Leverkusen steckt in Bielefeld das Eigentor des Jahres weg und sammelt weiter klammheimlich Punkte. Neu im Repertoire: der schmucklose Arbeitssieg.

Von Milan Pavlovic

Oliver Kahn hat in seiner schillernden Karriere viele Glanzparaden und einige eigentümliche Aktionen im Affekt gezeigt: Er hat an einem Pfosten gesessen, eine Eckfahne begattet, einem Gegner fast in den Hals gebissen. Aber eine Episode wird nicht oft genug erwähnt: Wie er Markus Babbel 1997 in der Champions League ein Eigentor einbrockte, das man nicht alle Tage sieht. Beim Versuch, einen soften Rückpass zu stoppen, hielt Kahn den linken Fuß etwas nachlässig hin, weshalb der Ball über eine Unebenheit des Rasens dreisterweise ins Tor hoppelte. Kahn dürfte froh sein, dass das Spiel (0:1 gegen IFK Göteborg!) nahezu vergessen ist, vermutlich auch, weil die Ausschnitte im Internet qualitativ so hundsmiserabel sind, dass man kaum etwas erkennt.

Leverkusens finnischer Torwart Lukas Hradecky hat dieses Glück nicht. Sein Eigentor in Bielefeld wurde aus allen möglichen Winkeln gefilmt. Es wird sich schnell seinen Weg durch die Computer-Welt bahnen. "Es wird einige Youtube-Clips und Memes geben", sagte der Torwart nach Spielende bei Sky, "die Leute dürfen ein bisschen lachen darüber."

In Bielefeld spielte Bayers Linksverteidiger Sinkgraven den Ball soft zurück zu seinem Torwart, der Zeit genug gehabt hätte, die Kugel zu stoppen, sich vorzulegen, Zwischenstände auf den anderen Plätzen zu erfragen, etwas ganz Banales zu tun also. Stattdessen wollte der Finne das Spiel mit einem Direktpass schnell machen. Er tippte dabei aber den Ball ungewollt mit der linken Fußspitze an, nur ganz leicht zwar, jedoch entscheidend, um ihn drei, vier Zentimeter anzuheben, so dass Hradecky mit dem rechten Fuß in ein mächtiges Luftloch trat - und der Ball beinahe höhnisch über die Torlinie kullerte. "Klar ist das ein Scheißgefühl", sagte Finnlands Nationaltorwart, "aber wir haben den Kopf nicht hängen lassen, und die Mannschaft hat mir geholfen." Sie sorgte durch das späte 2:1-Siegtor dafür, dass Bielefeld das Kunststück verwehrt wurde, ohne eine eigene Torchance ein 1:1 mitzunehmen.

Drei Spieler, die nicht mehr zur ersten Elf gehören, bescheren dem Werksklub spät den Sieg

Bis zu diesem Ausgleich in der 47. Minute war Bayer auf dem Weg zu einem extrem schmucklosen Pflichtsieg in Bielefeld, das defensiv viel besser sortiert war als zuletzt, aber offensiv die Gefährlichkeit eines Vierjährigen ausstrahlte, der gegen Erwachsene kickt.
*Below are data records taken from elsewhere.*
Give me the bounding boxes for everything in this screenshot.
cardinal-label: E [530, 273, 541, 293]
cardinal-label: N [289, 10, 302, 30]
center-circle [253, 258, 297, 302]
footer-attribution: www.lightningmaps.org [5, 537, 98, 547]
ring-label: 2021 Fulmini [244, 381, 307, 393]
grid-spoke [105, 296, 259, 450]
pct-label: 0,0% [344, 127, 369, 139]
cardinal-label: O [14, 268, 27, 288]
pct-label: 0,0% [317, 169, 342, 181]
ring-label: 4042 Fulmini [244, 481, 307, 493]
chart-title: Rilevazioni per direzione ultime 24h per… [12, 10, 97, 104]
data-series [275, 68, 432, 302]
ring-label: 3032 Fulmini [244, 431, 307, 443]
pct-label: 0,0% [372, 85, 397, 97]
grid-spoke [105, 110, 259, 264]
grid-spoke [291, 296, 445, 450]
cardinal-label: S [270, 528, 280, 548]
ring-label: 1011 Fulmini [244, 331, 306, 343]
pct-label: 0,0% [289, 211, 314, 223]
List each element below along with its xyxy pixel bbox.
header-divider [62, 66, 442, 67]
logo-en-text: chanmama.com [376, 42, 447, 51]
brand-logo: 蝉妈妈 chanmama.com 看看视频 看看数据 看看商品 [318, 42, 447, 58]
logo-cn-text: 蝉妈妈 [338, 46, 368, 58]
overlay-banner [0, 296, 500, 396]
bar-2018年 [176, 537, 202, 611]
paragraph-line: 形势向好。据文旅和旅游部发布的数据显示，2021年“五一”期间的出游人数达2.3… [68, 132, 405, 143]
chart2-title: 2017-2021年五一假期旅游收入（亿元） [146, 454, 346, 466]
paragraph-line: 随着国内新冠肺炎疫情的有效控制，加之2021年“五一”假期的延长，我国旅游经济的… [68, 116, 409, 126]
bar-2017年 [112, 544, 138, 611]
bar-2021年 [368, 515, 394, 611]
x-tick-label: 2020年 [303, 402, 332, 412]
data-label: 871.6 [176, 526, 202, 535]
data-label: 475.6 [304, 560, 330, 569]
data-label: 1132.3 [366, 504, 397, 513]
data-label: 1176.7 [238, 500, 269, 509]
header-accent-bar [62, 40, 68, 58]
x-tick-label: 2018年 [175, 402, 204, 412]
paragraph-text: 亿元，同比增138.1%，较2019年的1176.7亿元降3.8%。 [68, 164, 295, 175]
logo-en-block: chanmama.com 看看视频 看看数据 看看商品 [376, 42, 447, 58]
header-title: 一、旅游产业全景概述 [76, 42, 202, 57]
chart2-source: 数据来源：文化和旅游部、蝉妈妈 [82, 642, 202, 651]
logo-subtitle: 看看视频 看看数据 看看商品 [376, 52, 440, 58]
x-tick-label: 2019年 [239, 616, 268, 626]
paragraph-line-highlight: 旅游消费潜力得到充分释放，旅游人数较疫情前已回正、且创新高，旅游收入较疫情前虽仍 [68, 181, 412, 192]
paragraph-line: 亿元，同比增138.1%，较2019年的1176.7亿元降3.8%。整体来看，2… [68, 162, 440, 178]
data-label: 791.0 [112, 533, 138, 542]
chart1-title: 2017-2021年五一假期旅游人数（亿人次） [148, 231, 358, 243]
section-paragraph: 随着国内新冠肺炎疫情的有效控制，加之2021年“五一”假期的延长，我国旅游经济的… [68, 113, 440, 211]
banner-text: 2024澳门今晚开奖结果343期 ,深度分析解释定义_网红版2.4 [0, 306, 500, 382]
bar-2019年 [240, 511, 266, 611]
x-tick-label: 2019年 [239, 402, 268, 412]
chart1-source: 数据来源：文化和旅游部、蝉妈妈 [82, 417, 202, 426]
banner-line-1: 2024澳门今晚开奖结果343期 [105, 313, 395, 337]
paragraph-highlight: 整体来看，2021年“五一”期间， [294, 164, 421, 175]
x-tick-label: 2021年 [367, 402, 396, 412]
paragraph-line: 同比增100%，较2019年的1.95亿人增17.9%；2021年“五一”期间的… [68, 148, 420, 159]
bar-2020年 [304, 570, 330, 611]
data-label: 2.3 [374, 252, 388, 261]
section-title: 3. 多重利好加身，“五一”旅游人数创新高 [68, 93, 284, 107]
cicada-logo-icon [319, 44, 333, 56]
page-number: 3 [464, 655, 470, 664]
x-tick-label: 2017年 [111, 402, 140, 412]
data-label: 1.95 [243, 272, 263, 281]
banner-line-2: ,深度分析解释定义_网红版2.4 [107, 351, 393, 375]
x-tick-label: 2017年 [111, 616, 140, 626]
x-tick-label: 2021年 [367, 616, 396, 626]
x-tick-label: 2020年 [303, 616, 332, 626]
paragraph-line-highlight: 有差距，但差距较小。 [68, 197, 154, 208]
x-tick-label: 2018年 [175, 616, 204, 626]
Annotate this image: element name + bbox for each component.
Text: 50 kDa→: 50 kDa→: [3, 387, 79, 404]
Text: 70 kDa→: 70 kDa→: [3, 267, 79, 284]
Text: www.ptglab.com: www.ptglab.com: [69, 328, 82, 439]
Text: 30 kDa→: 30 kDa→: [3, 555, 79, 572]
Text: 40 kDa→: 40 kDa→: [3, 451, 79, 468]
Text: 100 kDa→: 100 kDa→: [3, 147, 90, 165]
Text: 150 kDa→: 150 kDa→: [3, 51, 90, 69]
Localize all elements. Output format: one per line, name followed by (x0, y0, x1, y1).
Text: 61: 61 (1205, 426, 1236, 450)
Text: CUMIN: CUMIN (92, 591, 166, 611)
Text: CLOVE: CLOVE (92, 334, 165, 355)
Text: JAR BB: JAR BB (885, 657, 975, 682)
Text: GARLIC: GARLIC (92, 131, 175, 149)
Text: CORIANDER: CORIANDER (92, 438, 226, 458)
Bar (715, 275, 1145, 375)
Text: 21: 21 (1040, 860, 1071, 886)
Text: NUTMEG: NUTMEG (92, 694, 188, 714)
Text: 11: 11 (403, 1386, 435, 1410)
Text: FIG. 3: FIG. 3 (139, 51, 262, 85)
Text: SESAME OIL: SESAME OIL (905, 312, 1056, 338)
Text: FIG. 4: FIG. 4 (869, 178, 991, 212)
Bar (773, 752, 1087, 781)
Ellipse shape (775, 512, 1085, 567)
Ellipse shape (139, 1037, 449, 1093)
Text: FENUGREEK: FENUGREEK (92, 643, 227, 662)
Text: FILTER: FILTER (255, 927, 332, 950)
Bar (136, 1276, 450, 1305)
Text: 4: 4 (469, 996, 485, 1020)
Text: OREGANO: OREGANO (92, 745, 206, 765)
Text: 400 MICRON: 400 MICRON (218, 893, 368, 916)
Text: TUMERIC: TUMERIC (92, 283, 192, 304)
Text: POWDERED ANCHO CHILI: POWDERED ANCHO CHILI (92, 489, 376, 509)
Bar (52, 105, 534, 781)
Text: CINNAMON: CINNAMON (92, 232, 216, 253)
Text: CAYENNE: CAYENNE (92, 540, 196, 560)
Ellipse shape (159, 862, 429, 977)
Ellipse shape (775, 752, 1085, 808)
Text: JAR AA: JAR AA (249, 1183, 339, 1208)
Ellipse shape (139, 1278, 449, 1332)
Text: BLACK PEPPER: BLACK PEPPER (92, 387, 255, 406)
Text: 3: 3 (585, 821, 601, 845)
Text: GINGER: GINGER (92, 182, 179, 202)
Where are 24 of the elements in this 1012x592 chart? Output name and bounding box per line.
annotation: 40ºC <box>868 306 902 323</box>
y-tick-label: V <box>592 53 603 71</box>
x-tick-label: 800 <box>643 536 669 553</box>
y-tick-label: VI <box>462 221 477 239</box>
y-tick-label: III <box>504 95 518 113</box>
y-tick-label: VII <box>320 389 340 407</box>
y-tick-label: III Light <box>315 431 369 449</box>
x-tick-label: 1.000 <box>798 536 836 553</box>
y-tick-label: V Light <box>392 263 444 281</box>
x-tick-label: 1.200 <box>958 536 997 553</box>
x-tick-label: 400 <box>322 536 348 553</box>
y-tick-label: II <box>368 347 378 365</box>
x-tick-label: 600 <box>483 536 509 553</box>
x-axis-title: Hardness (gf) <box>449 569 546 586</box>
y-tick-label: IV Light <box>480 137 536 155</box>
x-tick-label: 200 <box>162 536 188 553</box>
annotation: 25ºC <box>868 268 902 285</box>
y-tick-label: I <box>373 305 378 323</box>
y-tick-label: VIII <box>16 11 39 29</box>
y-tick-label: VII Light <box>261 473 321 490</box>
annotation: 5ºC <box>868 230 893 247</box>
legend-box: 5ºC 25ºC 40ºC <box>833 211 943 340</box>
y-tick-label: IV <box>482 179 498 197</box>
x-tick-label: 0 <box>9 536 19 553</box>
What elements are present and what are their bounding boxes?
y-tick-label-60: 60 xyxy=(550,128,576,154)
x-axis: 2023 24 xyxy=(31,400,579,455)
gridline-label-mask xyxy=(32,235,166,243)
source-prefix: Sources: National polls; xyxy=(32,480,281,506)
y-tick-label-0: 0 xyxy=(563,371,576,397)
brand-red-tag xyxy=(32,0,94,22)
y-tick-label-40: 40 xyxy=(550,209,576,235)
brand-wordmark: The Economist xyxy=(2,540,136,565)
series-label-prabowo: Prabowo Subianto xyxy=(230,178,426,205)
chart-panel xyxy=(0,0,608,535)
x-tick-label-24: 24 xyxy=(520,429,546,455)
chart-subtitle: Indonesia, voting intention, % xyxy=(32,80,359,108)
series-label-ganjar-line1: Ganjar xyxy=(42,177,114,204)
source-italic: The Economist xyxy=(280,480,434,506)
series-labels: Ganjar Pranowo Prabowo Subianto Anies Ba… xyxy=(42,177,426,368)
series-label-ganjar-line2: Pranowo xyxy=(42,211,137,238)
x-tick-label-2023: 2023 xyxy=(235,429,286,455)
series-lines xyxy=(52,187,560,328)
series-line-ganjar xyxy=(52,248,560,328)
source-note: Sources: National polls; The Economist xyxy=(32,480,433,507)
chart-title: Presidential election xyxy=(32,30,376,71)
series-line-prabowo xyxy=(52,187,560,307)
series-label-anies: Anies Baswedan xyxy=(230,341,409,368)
Arminias Zweitliga-Goalgetter Fabian Klos traf eher als den Ball die Leverkusener Bender-Zwillinge, die beide ausgewechselt werden mussten. Auch auf Leverkusener Seite suchte man Glanz oder Spektakel vergeblich. Es war ein frustrierender Kick - da kam Hradecky gerade recht.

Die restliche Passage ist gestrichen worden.